Low-energy effective field theory for finite-temperature relativistic superfluids

TL;DR

This paper develops a low-energy effective field theory for relativistic superfluids at finite temperature, linking microscopic symmetries to macroscopic hydrodynamics and calculating sound wave scattering off vortices.

Contribution

It introduces a novel EFT framework for relativistic superfluids at finite temperature, connecting it with traditional hydrodynamics and providing new computational tools.

Findings

Derived the effective action using infrared degrees of freedom and symmetries.

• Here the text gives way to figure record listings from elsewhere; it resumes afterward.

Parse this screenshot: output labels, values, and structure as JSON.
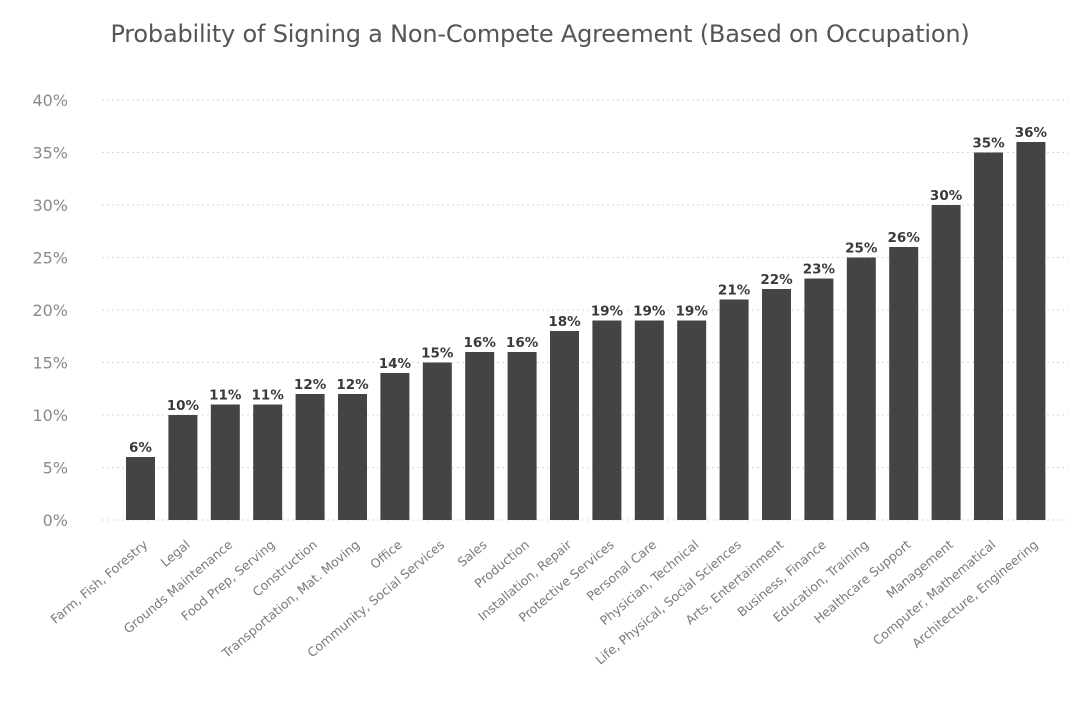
{
  "chart_data": {
    "type": "bar",
    "title": "Probability of Signing a Non-Compete Agreement (Based on Occupation)",
    "xlabel": "",
    "ylabel": "",
    "ylim": [
      0,
      40
    ],
    "yticks": [
      0,
      5,
      10,
      15,
      20,
      25,
      30,
      35,
      40
    ],
    "ytick_labels": [
      "0%",
      "5%",
      "10%",
      "15%",
      "20%",
      "25%",
      "30%",
      "35%",
      "40%"
    ],
    "grid": true,
    "bar_color": "#444444",
    "categories": [
      "Farm, Fish, Forestry",
      "Legal",
      "Grounds Maintenance",
      "Food Prep, Serving",
      "Construction",
      "Transportation, Mat. Moving",
      "Office",
      "Community, Social Services",
      "Sales",
      "Production",
      "Installation, Repair",
      "Protective Services",
      "Personal Care",
      "Physician, Technical",
      "Life, Physical, Social Sciences",
      "Arts, Entertainment",
      "Business, Finance",
      "Education, Training",
      "Healthcare Support",
      "Management",
      "Computer, Mathematical",
      "Architecture, Engineering"
    ],
    "values": [
      6,
      10,
      11,
      11,
      12,
      12,
      14,
      15,
      16,
      16,
      18,
      19,
      19,
      19,
      21,
      22,
      23,
      25,
      26,
      30,
      35,
      36
    ],
    "data_labels": [
      "6%",
      "10%",
      "11%",
      "11%",
      "12%",
      "12%",
      "14%",
      "15%",
      "16%",
      "16%",
      "18%",
      "19%",
      "19%",
      "19%",
      "21%",
      "22%",
      "23%",
      "25%",
      "26%",
      "30%",
      "35%",
      "36%"
    ]
  }
}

Linked the EFT to the equation of state and standard superfluid properties.

Calculated sound wave scattering cross-section near the critical temperature.

Abstract

We derive the low-energy effective action governing the infrared dynamics of relativistic superfluids at finite temperature. We organize our derivation in an effective field theory fashion-purely in terms of infrared degrees of freedom and symmetries. Our degrees of freedom are the superfluid phase \psi, and the comoving coordinates for the volume elements of the normal fluid component. The presence of two sound modes follows straightforwardly from Taylor-expanding the action at second order in small perturbations. We match our description to more conventional hydrodynamical ones, thus linking the functional form of our Lagrangian to the equation of state, which we assume as an input. We re-derive in our language some standard properties of relativistic superfluids in the high-temperature and low-temperature limits. As an illustration of the efficiency of our methods, we compute the cross-section for a sound wave (of either type) scattering off a superfluid vortex at temperatures right beneath the critical one.